Limitations and future directions
Our study has several limitations that should be noted. Our results may not generalize to other pregnant adolescent populations. There may have been self-selection bias among our participants as ours was a longitudinal study that involved several time points of data collection and a large amount of interaction between the researchers and participants. It is possible that our participants were ones who found the study to be a source of social support during pregnancy and were able to remain engaged. In addition, exclusion criteria such as drinking or smoking may limit the generalizability of our results. The sample also was largely Hispanic so the results may not generalize to other ethnic/racial groups. In addition, though our sample was relatively compliant with the extensive protocol demands, there were significant missing data; the failure of the imputation model of birthweight to be consistent with the findings based on the smaller, albeit complete, data set underscores the need to replicate our findings. An important consideration for research of stress during pregnancy is the population that is being studied. Several studies have focused on low-income women due to their increased risk for life stress [42,76]; we chose the adolescent period, one that is also characterized by increased risk for stress, as well as poor birth outcomes. Whether these results generalize to adult pregnant women is an empirical question.
Summary and conclusions
The present study is the first in pregnant adolescents to examine perceived psychological stress and stress biomarkers in relation to birth outcomes.
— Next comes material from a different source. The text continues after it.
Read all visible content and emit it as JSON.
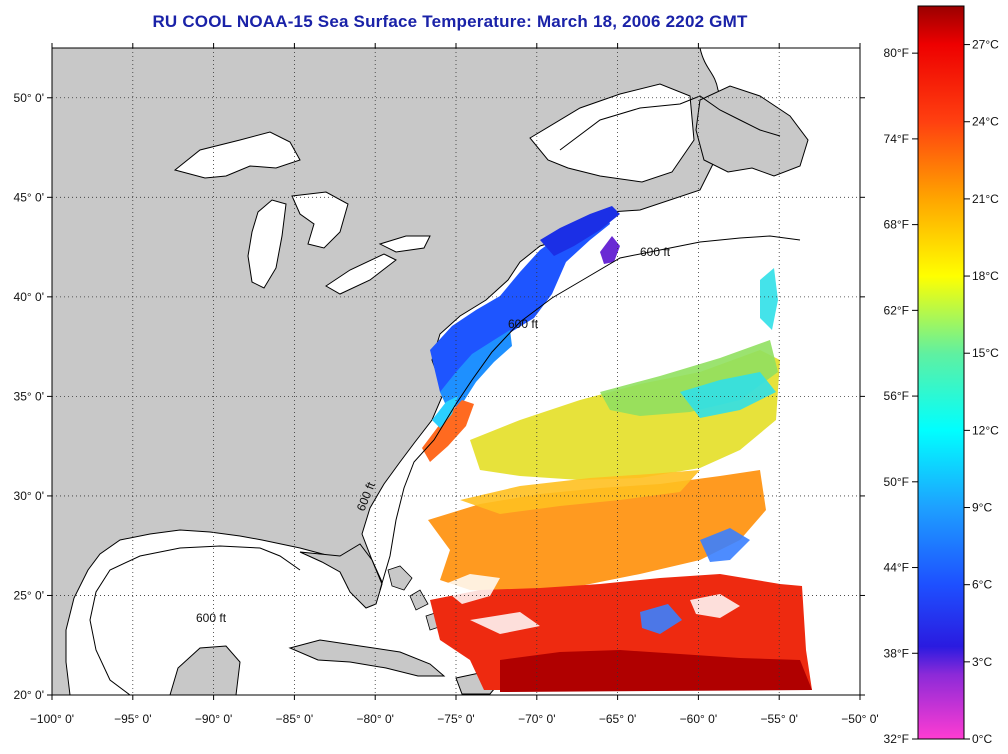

Strengths of the study include: (1) dimensional approach to birth outcomes, (2) EMA mood assessment and (3) endocrine stress biomarkers, including ambulatory cortisol collection. Overall, it was found that even in a sample of pregnant adolescents with better birth outcomes than the national averages, higher average EMA negative mood and cortisol during pregnancy related to lower gestational age at birth and that higher cortisol predicted lower birthweight. Of note, only these measures that had repeated ambulatory assessments were associated with birth outcomes. Targeted interventions to reduce psychological and biological indicators of heightened stress during pregnancy may have positive public health benefits for the offspring given the associations of shortened gestation and lower birthweight with risk for poor mental and physical health outcomes.
Acknowledgments
The authors wish to thank the young women who participated in this study, our top-notch research assistants, Sophie Foss, Laura Kurzius, and Willa Marquis, for dedicated help with participant engagement and all of the data collection, Ruth Yang for performance of CRH, IL-6, and cortisol assays, and Dr. Laraine McDonough for her helpful comments on this manuscript. This research was supported by the National Institute of Mental Health (MH077144-01A2 to CM and 5T32MH018264-28 to JS) and the National Center for Advancing Translational Sciences, National Institutes of Health UL1 TR000040, formerly the National Center for Research Resources, Grant Number UL1 RR024156.
Footnotes
To qualify for the study, participants needed to fall within this age range prior to 19 weeks of gestation.
A benign tumor was found on the neck of a fetus in the 3rd trimester. The infant was born otherwise healthy, of normal weight and at term.
One participant tested positive for cannabinoid use twice during pregnancy.
Due to the nature of log-transformed variables, these outcomes can only be reported in terms of percent, not raw units.